As a covariate I use low-pass filtered global mean temperature. Let's compare the current climate, 2014, with 1951. There are two options to include the observed extreme. The first is to wait until the data is available in the GHCN-D database. This is updated daily at NCDC, but only monthly in the Climate Explorer. Either wait until the next month or ask me to run the update by hand. The second option is to specify the value reported from another source in the form (after converting from inches to mm for the US). Finally, we scale the distribution with the global mean temperature, which is often a good choice for precipitation . (I am working on the option to fit location and scale parameters independently.) This should give output similar to the following.
JJA gdcnprcpall max_PRCP [mm/day] dependent on GISS global temperature | |||
---|---|---|---|
covariatie 1951 = | -0.85208E-01 | ||
covariatie 2014 = | 0.60375 | ||
parameter | year | value | 95% CI |
N: | 1985 | ||
Fitted to GEV distribution P(x) = exp(-(1+ξ(x-a')/b')^(-1/ξ)) | |||
with a' = a exp(αT/a) and b' = b exp(αT/a) | |||
a': | 1951 | 59.735 | 58.881... 61.108 |
b': | 1951 | 18.088 | 17.670... 19.299 |
a': | 2014 | 69.271 | 68.422... 70.636 |
b': | 2014 | 20.976 | 20.533... 22.308 |
ξ: | 0.108 | 0.087... 0.164 | |
α: | 13.323 | 9.766... 19.214 | |
return period 2014 | 1951 | 9632.6 | 2298.9 ... 17188. |
(value 343.20 ) | 2014 | 3456.1 | 929.36 ... 5142.9 |
ratio | 2.7871 | 1.9337 ... 4.1662 |
Graphically, this is shown in the following plot. Note that the observations are drawn twice, once downscaled to the 1951 climate and once upscaled to the 2014 climate using the fitted trend. The fact that the GEV distribution is a good fit to the observations show that we do not have problems with double populations that would impair the ability to extrapolate the soft extremes to study this hard extreme.
The ratio of return times is often a number that is communicated, so a separate plot is drawn at the end of the page showing the CDF of this ratio derived from a non-parametric bootstrap procedure. TODO: convert this to a FAR distribution. In this case a ratio of one is excluded.

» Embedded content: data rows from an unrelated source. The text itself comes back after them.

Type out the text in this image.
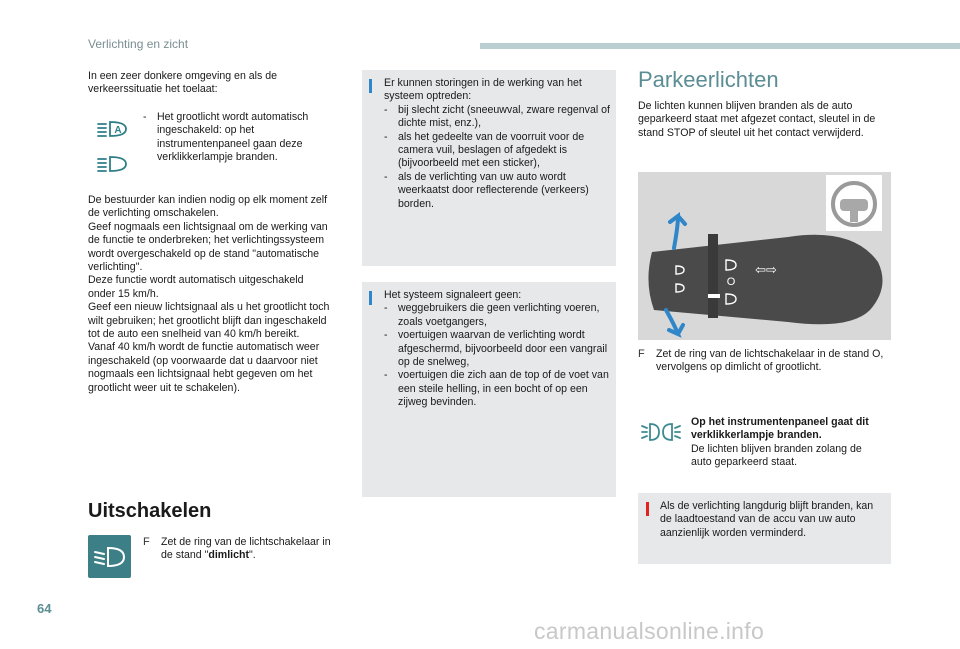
Verlichting en zicht
In een zeer donkere omgeving en als de verkeerssituatie het toelaat:
A
- Het grootlicht wordt automatisch ingeschakeld: op het instrumentenpaneel gaan deze verklikkerlampje branden.
De bestuurder kan indien nodig op elk moment zelf
de verlichting omschakelen.
Geef nogmaals een lichtsignaal om de werking van
de functie te onderbreken; het verlichtingssysteem
wordt overgeschakeld op de stand "automatische
verlichting".
Deze functie wordt automatisch uitgeschakeld
onder 15 km/h.
Geef een nieuw lichtsignaal als u het grootlicht toch
wilt gebruiken; het grootlicht blijft dan ingeschakeld
tot de auto een snelheid van 40 km/h bereikt.
Vanaf 40 km/h wordt de functie automatisch weer
ingeschakeld (op voorwaarde dat u daarvoor niet
nogmaals een lichtsignaal hebt gegeven om het
grootlicht weer uit te schakelen).
Uitschakelen
F	Zet de ring van de lichtschakelaar in de stand "dimlicht".
Er kunnen storingen in de werking van het systeem optreden:
- bij slecht zicht (sneeuwval, zware regenval of dichte mist, enz.),
- als het gedeelte van de voorruit voor de camera vuil, beslagen of afgedekt is (bijvoorbeeld met een sticker),
- als de verlichting van uw auto wordt weerkaatst door reflecterende (verkeers) borden.
Het systeem signaleert geen:
- weggebruikers die geen verlichting voeren, zoals voetgangers,
- voertuigen waarvan de verlichting wordt afgeschermd, bijvoorbeeld door een vangrail op de snelweg,
- voertuigen die zich aan de top of de voet van een steile helling, in een bocht of op een zijweg bevinden.
Parkeerlichten
De lichten kunnen blijven branden als de auto geparkeerd staat met afgezet contact, sleutel in de stand STOP of sleutel uit het contact verwijderd.
O
⇦⇨
F	Zet de ring van de lichtschakelaar in de stand O, vervolgens op dimlicht of grootlicht.
Op het instrumentenpaneel gaat dit verklikkerlampje branden.
De lichten blijven branden zolang de auto geparkeerd staat.
Als de verlichting langdurig blijft branden, kan de laadtoestand van de accu van uw auto aanzienlijk worden verminderd.
64
carmanualsonline.info
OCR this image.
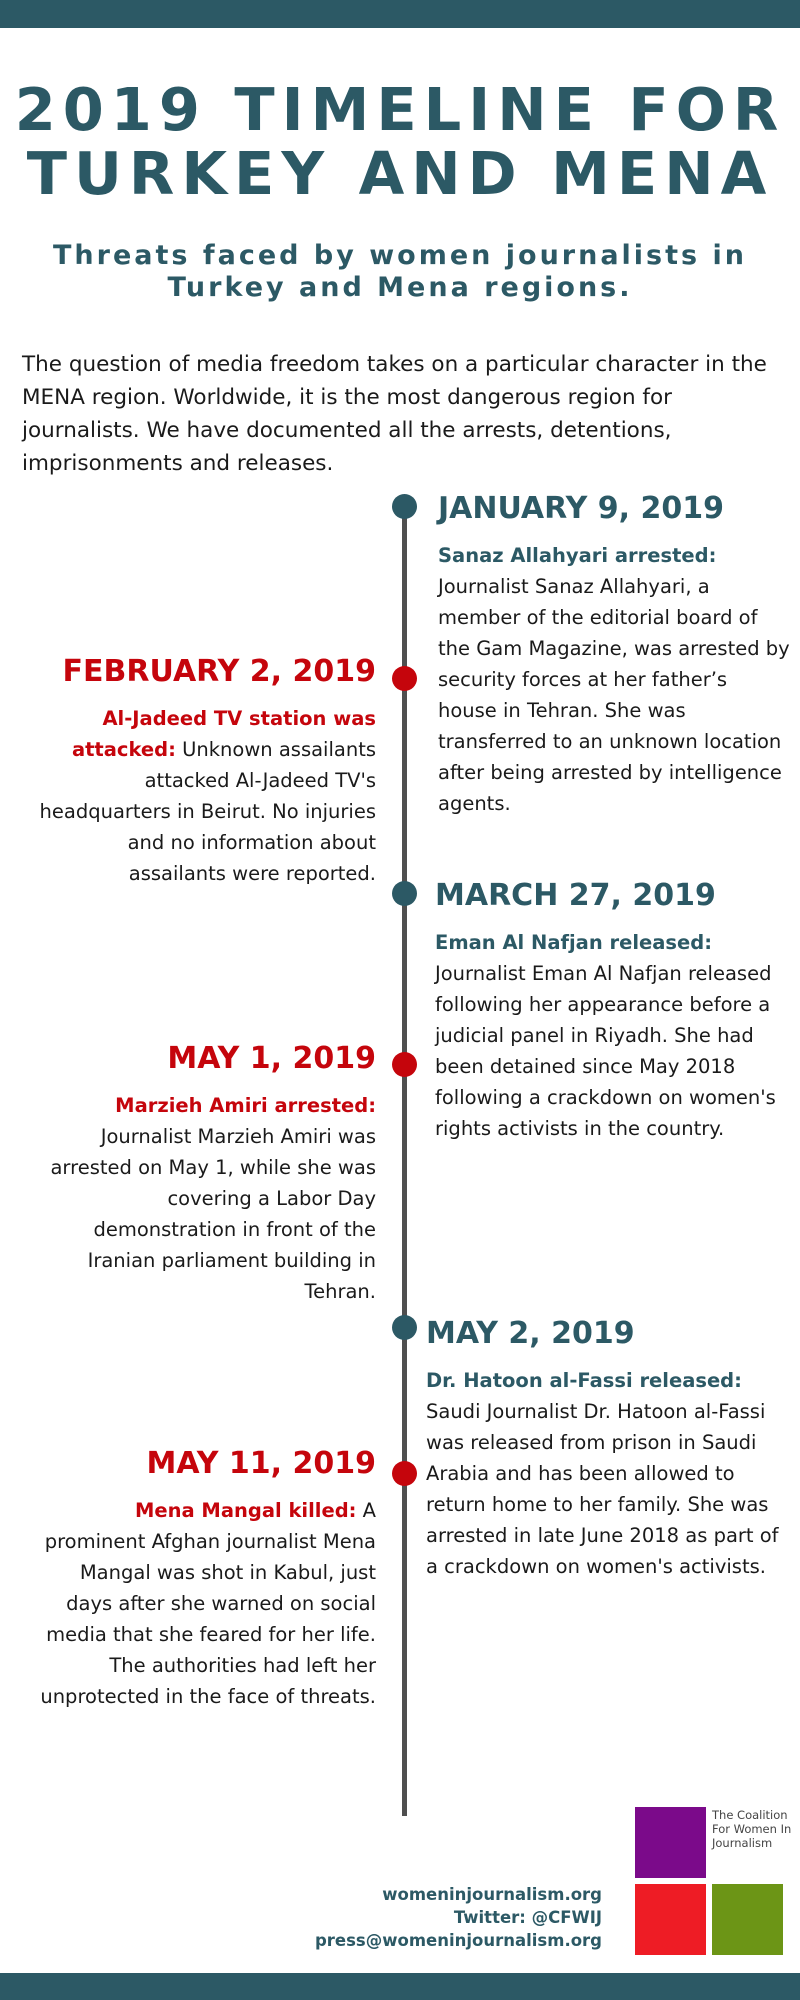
2019 TIMELINE FOR TURKEY AND MENA
Threats faced by women journalists in Turkey and Mena regions.

The question of media freedom takes on a particular character in the MENA region. Worldwide, it is the most dangerous region for journalists. We have documented all the arrests, detentions, imprisonments and releases.

JANUARY 9, 2019
Sanaz Allahyari arrested: Journalist Sanaz Allahyari, a member of the editorial board of the Gam Magazine, was arrested by security forces at her father’s house in Tehran. She was transferred to an unknown location after being arrested by intelligence agents.
FEBRUARY 2, 2019
Al-Jadeed TV station was attacked: Unknown assailants attacked Al-Jadeed TV's headquarters in Beirut. No injuries and no information about assailants were reported.
MARCH 27, 2019
Eman Al Nafjan released: Journalist Eman Al Nafjan released following her appearance before a judicial panel in Riyadh. She had been detained since May 2018 following a crackdown on women's rights activists in the country.
MAY 1, 2019
Marzieh Amiri arrested: Journalist Marzieh Amiri was arrested on May 1, while she was covering a Labor Day demonstration in front of the Iranian parliament building in Tehran.
MAY 2, 2019
Dr. Hatoon al-Fassi released: Saudi Journalist Dr. Hatoon al-Fassi was released from prison in Saudi Arabia and has been allowed to return home to her family. She was arrested in late June 2018 as part of a crackdown on women's activists.
MAY 11, 2019
Mena Mangal killed: A prominent Afghan journalist Mena Mangal was shot in Kabul, just days after she warned on social media that she feared for her life. The authorities had left her unprotected in the face of threats.
womeninjournalism.org
Twitter: @CFWIJ
press@womeninjournalism.org
The Coalition For Women In Journalism
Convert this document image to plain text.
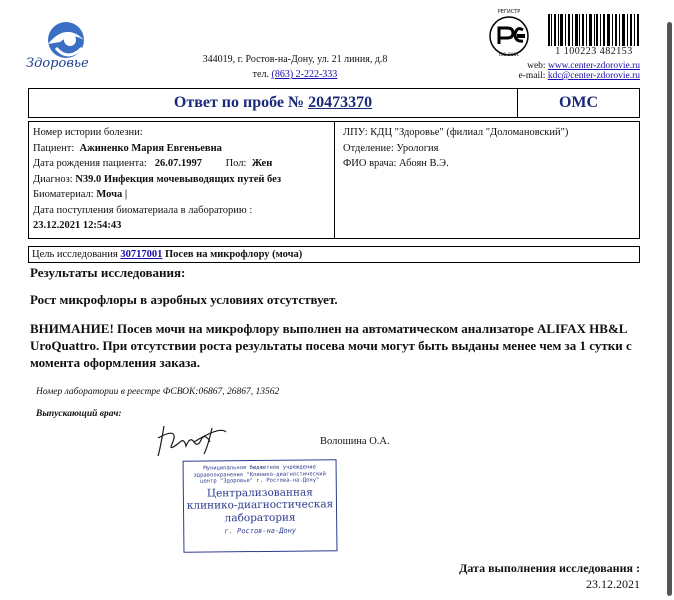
Здоровье	344019, г. Ростов-на-Дону, ул. 21 линия, д.8
тел. (863) 2-222-333
РЕГИСТР
ISO 9001	1 100223 482153
web: www.center-zdorovie.ru
e-mail: kdc@center-zdorovie.ru
Ответ по пробе №
20473370	ОМС
Номер истории болезни:
Пациент: Ажиненко Мария Евгеньевна
Дата рождения пациента: 26.07.1997 Пол: Жен
Диагноз: N39.0 Инфекция мочевыводящих путей без
Биоматериал: Моча |
Дата поступления биоматериала в лабораторию :
23.12.2021 12:54:43
ЛПУ: КДЦ "Здоровье" (филиал "Доломановский")
Отделение: Урология
ФИО врача: Абоян В.Э.
Цель исследования 30717001 Посев на микрофлору (моча)
Результаты исследования:
Рост микрофлоры в аэробных условиях отсутствует.
ВНИМАНИЕ! Посев мочи на микрофлору выполнен на автоматическом анализаторе ALIFAX HB&L UroQuattro. При отсутствии роста результаты посева мочи могут быть выданы менее чем за 1 сутки с момента оформления заказа.
Номер лаборатории в реестре ФСВОК:06867, 26867, 13562
Выпускающий врач:
Волошина О.А.
Муниципальное бюджетное учреждение здравоохранения "Клинико-диагностический центр "Здоровье" г. Ростова-на-Дону"
Централизованная клинико-диагностическая лаборатория
г. Ростов-на-Дону
Дата выполнения исследования :
23.12.2021
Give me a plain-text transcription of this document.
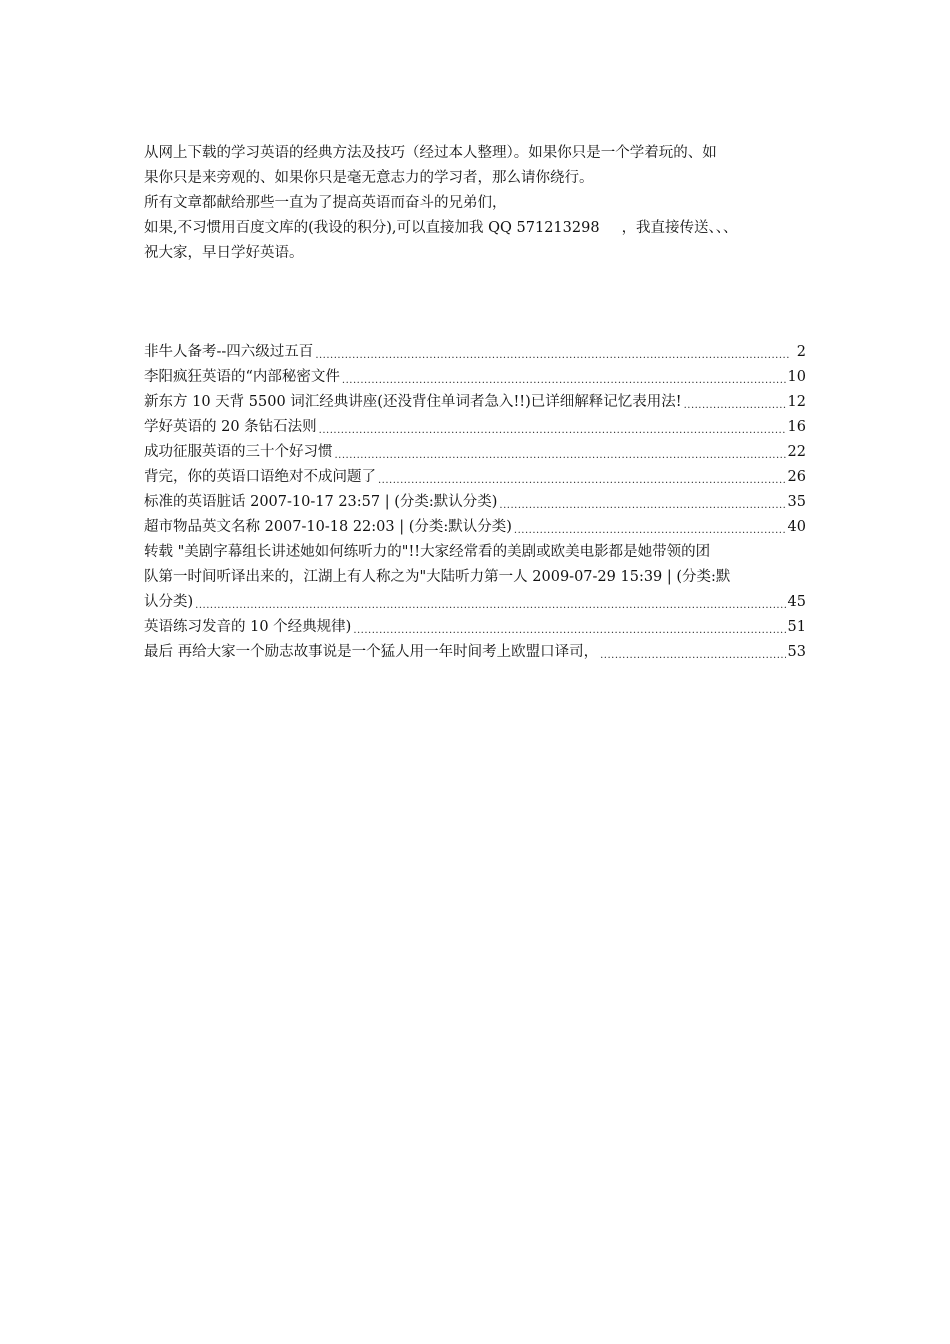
从网上下载的学习英语的经典方法及技巧（经过本人整理）。如果你只是一个学着玩的、如
果你只是来旁观的、如果你只是毫无意志力的学习者，那么请你绕行。
所有文章都献给那些一直为了提高英语而奋斗的兄弟们，
如果,不习惯用百度文库的(我设的积分),可以直接加我 QQ 571213298 ，我直接传送、、、
祝大家，早日学好英语。
非牛人备考--四六级过五百 .....	2
李阳疯狂英语的“内部秘密文件 .....	10
新东方 10 天背 5500 词汇经典讲座(还没背住单词者急入!!)已详细解释记忆表用法! .....	12
学好英语的 20 条钻石法则 .....	16
成功征服英语的三十个好习惯 .....	22
背完，你的英语口语绝对不成问题了 .....	26
标准的英语脏话 2007-10-17 23:57 | (分类:默认分类) .....	35
超市物品英文名称 2007-10-18 22:03 | (分类:默认分类) .....	40
转载 "美剧字幕组长讲述她如何练听力的"!!大家经常看的美剧或欧美电影都是她带领的团
队第一时间听译出来的，江湖上有人称之为"大陆听力第一人 2009-07-29 15:39 | (分类:默
认分类) .....	45
英语练习发音的 10 个经典规律) .....	51
最后 再给大家一个励志故事说是一个猛人用一年时间考上欧盟口译司， .....	53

Now that a trend has been detected in the observations, we turn to the theory. Increases in daily precipitation extremes have been found in the data and in climate model output, and are expected on the basis of physics. Temperatures in this part of the world have risen and this rise has been attributed to anthropogenic influences. When I finished writing the paper I will add the quantitative numbers here that conclude the attribution study.